A advogada Sara Rebolo faz parte de um grupo que defende a inclusão da moradia acessível entre as opções de investimento dos vistos dourados. Fundadora da Prime Legal, escritório especializado em assessorar candidatos, ela acredita que o programa ainda tem potencial de evolução.
“Há muito espaço para atrair investimento e financiamento direto para projetos portugueses”, afirmou. “Acho que o programa vai durar bastante tempo, mas pode precisar mudar para se adaptar às necessidades do país e da sociedade.”

Em Caramulo, Patrício Gouveia — colecionador apaixonado por brinquedos, pôsteres antigos e artefatos da Segunda Guerra — afirma que o dinheiro dos vistos dourados transformou o destino da cidade, que poderia ter sido deixada para o esquecimento.

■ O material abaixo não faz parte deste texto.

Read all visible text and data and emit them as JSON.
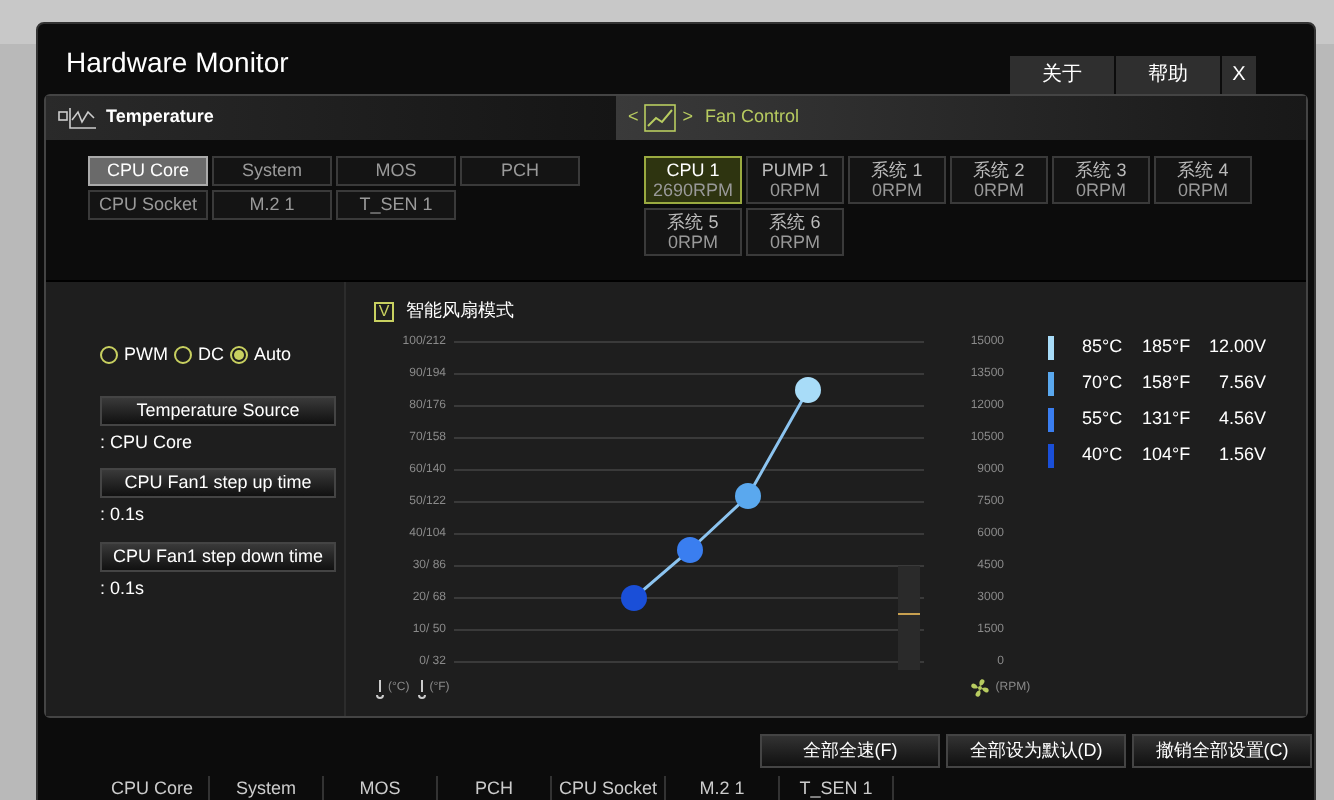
{
  "window": {
    "title": "Hardware Monitor",
    "buttons": [
      "关于",
      "帮助",
      "X"
    ]
  },
  "temperature": {
    "title": "Temperature",
    "sources": [
      {
        "label": "CPU Core",
        "selected": true
      },
      {
        "label": "System",
        "selected": false
      },
      {
        "label": "MOS",
        "selected": false
      },
      {
        "label": "PCH",
        "selected": false
      },
      {
        "label": "CPU Socket",
        "selected": false
      },
      {
        "label": "M.2 1",
        "selected": false
      },
      {
        "label": "T_SEN 1",
        "selected": false
      }
    ]
  },
  "fan_control": {
    "title": "Fan Control",
    "prev": "<",
    "next": ">",
    "fans": [
      {
        "name": "CPU 1",
        "rpm": "2690RPM",
        "selected": true
      },
      {
        "name": "PUMP 1",
        "rpm": "0RPM",
        "selected": false
      },
      {
        "name": "系统 1",
        "rpm": "0RPM",
        "selected": false
      },
      {
        "name": "系统 2",
        "rpm": "0RPM",
        "selected": false
      },
      {
        "name": "系统 3",
        "rpm": "0RPM",
        "selected": false
      },
      {
        "name": "系统 4",
        "rpm": "0RPM",
        "selected": false
      },
      {
        "name": "系统 5",
        "rpm": "0RPM",
        "selected": false
      },
      {
        "name": "系统 6",
        "rpm": "0RPM",
        "selected": false
      }
    ]
  },
  "mode": {
    "options": [
      {
        "label": "PWM",
        "selected": false
      },
      {
        "label": "DC",
        "selected": false
      },
      {
        "label": "Auto",
        "selected": true
      }
    ]
  },
  "settings": [
    {
      "label": "Temperature Source",
      "value": ": CPU Core"
    },
    {
      "label": "CPU Fan1 step up time",
      "value": ": 0.1s"
    },
    {
      "label": "CPU Fan1 step down time",
      "value": ": 0.1s"
    }
  ],
  "smart_fan": {
    "label": "智能风扇模式",
    "checked": true,
    "check_mark": "V"
  },
  "curve": {
    "left_ticks": [
      "100/212",
      "90/194",
      "80/176",
      "70/158",
      "60/140",
      "50/122",
      "40/104",
      "30/ 86",
      "20/ 68",
      "10/ 50",
      "0/ 32"
    ],
    "right_ticks": [
      "15000",
      "13500",
      "12000",
      "10500",
      "9000",
      "7500",
      "6000",
      "4500",
      "3000",
      "1500",
      "0"
    ],
    "left_units": [
      "(°C)",
      "(°F)"
    ],
    "right_unit": "(RPM)",
    "points": [
      {
        "celsius": "85°C",
        "fahrenheit": "185°F",
        "voltage": "12.00V",
        "color": "#a8dcf8"
      },
      {
        "celsius": "70°C",
        "fahrenheit": "158°F",
        "voltage": "7.56V",
        "color": "#5aa8ee"
      },
      {
        "celsius": "55°C",
        "fahrenheit": "131°F",
        "voltage": "4.56V",
        "color": "#3a7ef0"
      },
      {
        "celsius": "40°C",
        "fahrenheit": "104°F",
        "voltage": "1.56V",
        "color": "#1a4fd8"
      }
    ]
  },
  "bottom_buttons": [
    "全部全速(F)",
    "全部设为默认(D)",
    "撤销全部设置(C)"
  ],
  "sensors": [
    "CPU Core",
    "System",
    "MOS",
    "PCH",
    "CPU Socket",
    "M.2 1",
    "T_SEN 1"
  ]
}
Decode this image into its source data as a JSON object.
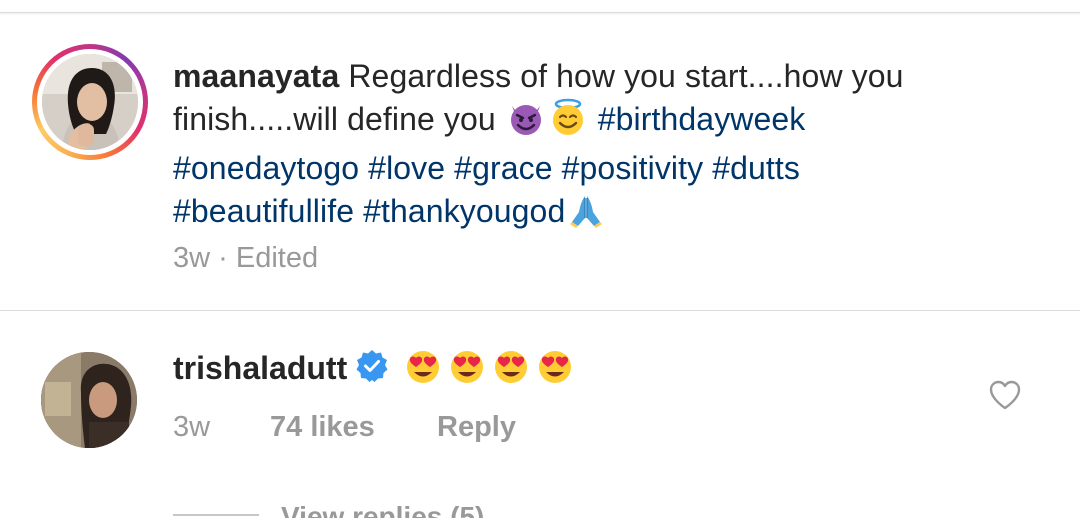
{
  "post_caption": {
    "username": "maanayata",
    "text_before_emoji": "Regardless of how you start....how you finish.....will define you",
    "emojis": [
      "smiling-imp-emoji",
      "halo-emoji"
    ],
    "hashtags_line1": "#birthdayweek",
    "hashtags_line2": [
      "#onedaytogo",
      "#love",
      "#grace",
      "#positivity",
      "#dutts"
    ],
    "hashtags_line3": [
      "#beautifullife",
      "#thankyougod"
    ],
    "trailing_emoji": "folded-hands-emoji",
    "time": "3w",
    "separator": "·",
    "edited_label": "Edited"
  },
  "comment": {
    "username": "trishaladutt",
    "verified": true,
    "verified_color": "#3897f0",
    "emojis": [
      "heart-eyes-emoji",
      "heart-eyes-emoji",
      "heart-eyes-emoji",
      "heart-eyes-emoji"
    ],
    "time": "3w",
    "likes": "74 likes",
    "reply_label": "Reply",
    "view_replies": "View replies (5)"
  },
  "colors": {
    "text": "#262626",
    "hashtag": "#003569",
    "muted": "#999999",
    "divider": "#dbdbdb"
  }
}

O museu passou por reformas estruturais, comprou novos tanques e veículos de guerra — e prédios para abrigá-los. Agora tem recursos para manter adequadamente mais de 200 automóveis, incluindo um raríssimo Bugatti 35B e um Lamborghini Miura P400 SV de 1971. Um museu de brinquedos também está em desenvolvimento.
Os recursos dos golden visas ajudaram o Museu do Caramulo a trazer uma coleção histórica de carros de Fórmula 1 pertencente a Emerson Fittipaldi, bicampeão mundial e ídolo brasileiro. Fittipaldi visitou Caramulo pela primeira vez em 2022.
O burburinho em torno do museu tem atraído um número recorde de visitantes à cidade, que tem apenas mil habitantes. Em setembro, 50.000 pessoas participaram do festival Caramulo Motor, que lotou as ruas estreitas de carros e motos. O museu recebeu 60.000 visitantes em 2024, e a expectativa é de crescimento neste ano.
“Não se esqueça de que Caramulo fica no meio do nada — e o dinheiro dos golden visas está ficando aqui, para que as próximas gerações possam aproveitar”, disse Gouveia. “É uma oportunidade que não vai se repetir. Ou agarramos com as duas mãos, ou corremos o risco de ficar para trás.”